Zonder nadere toelichting, die ontbreekt, ziet de kamer niet in waarom de notaris ongeveer vijfeneenhalf jaar nodig heeft gehad om de schuldeiser te vragen naar betaalinstructies. Gesteld noch gebleken is van:

- concrete omstandigheden die in dit geval hebben geleid tot deze vertraging en tot het feit dat de notaris zo lang niet heeft gecommuniceerd met belanghebbenden; laat staan

- omstandigheden die niet aan de notaris kunnen worden toegerekend.

Gelet hierop is de kamer van oordeel dat de notaris onvoldoende zorgvuldig en voortvarend heeft gehandeld bij de afwikkeling van dossier 2.

4.27.      Klachtonderdeel II A zal alleen hierom al gegrond worden verklaard. Hetgeen partijen verder nog hebben aangevoerd ten aanzien van de dossiers 3 en 5 doet aan dit oordeel niets af. De kamer zal daarom - en met het oog op het onder 4.23. overwogene - niet nader ingaan op de dossiers 3 en 5.
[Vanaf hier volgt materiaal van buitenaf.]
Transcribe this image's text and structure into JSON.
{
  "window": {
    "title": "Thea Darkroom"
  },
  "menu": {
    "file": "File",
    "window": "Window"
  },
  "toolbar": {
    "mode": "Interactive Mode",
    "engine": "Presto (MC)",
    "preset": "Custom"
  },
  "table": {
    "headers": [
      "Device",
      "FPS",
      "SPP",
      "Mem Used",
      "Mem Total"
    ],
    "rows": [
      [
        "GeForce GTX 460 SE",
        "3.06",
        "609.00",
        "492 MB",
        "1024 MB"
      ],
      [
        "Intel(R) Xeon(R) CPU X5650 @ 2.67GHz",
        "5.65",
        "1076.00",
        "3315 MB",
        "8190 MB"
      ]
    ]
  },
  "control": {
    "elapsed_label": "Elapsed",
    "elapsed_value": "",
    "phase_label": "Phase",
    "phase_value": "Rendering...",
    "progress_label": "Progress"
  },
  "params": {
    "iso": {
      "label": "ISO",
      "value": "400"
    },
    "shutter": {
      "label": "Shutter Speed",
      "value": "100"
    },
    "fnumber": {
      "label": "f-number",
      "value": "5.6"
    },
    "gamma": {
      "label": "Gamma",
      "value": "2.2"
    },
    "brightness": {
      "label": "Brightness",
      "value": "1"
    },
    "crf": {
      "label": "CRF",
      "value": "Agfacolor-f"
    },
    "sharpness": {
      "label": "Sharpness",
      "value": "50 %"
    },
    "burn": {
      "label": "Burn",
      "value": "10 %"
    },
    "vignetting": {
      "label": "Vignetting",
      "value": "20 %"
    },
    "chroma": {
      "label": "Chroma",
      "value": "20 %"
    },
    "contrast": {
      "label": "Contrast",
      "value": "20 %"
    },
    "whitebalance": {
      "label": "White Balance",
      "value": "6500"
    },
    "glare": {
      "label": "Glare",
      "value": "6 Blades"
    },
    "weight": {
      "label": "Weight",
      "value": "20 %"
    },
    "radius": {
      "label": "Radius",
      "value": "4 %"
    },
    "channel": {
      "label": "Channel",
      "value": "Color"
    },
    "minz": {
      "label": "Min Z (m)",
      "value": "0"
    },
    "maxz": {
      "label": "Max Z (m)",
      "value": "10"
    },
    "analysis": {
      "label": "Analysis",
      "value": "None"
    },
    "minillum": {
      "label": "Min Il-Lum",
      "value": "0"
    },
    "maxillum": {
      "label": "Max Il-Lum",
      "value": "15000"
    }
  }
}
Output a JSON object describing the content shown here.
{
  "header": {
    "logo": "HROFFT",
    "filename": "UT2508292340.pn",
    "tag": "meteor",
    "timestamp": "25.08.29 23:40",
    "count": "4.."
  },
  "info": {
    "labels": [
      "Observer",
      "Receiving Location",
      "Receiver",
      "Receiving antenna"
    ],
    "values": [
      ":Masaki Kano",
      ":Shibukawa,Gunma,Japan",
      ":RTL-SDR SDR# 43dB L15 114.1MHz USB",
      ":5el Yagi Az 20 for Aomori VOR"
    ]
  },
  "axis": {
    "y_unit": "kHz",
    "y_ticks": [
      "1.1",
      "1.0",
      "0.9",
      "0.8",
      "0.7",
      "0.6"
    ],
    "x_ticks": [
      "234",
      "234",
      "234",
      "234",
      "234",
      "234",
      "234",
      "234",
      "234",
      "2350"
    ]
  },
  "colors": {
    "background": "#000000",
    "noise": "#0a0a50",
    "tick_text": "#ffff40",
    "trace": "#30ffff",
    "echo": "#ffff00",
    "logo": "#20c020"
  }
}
B) schending informatie- en belehrungsplicht

4.28.      Op grond van artikel 43 Wna heeft een notaris een informatie- en belehrungsplicht. Volgens het BFT heeft de notaris in de dossiers 1 en 3 in strijd gehandeld met deze plicht. Zo stelt het BFT dat in dossier 1 geen toelichting of communicatie is aangetroffen over de verschillende wijzen van aanvaarding noch een toelichting over de rechten en plichten die een enig erfgenaamschap en de aanvaarding van een executeursbenoeming met zich brengen.

4.29.      De notaris erkent klachtonderdeel II B, voor zover deze betrekking heeft op dossier 1. In strijd met de gebruikelijke handelwijze op kantoor is in dit dossier volgens hem bijna alles mondeling besproken. Inmiddels beschikt de notaris naar eigen zeggen over een schriftelijke toelichting voor de executeur over de gevolgen van aanvaarding van de executele.

4.30.      Omdat de notaris heeft erkend dat hij in dossier 1 heeft gehandeld in strijd met zijn informatie-/belehrungsplicht, zal de kamer klachtonderdeel II B alleen hierom al gegrond verklaren. Hetgeen partijen verder nog hebben aangevoerd ten aanzien van dossier 3 zal de kamer met het oog op het onder 4.23. overwogene niet nader beoordelen.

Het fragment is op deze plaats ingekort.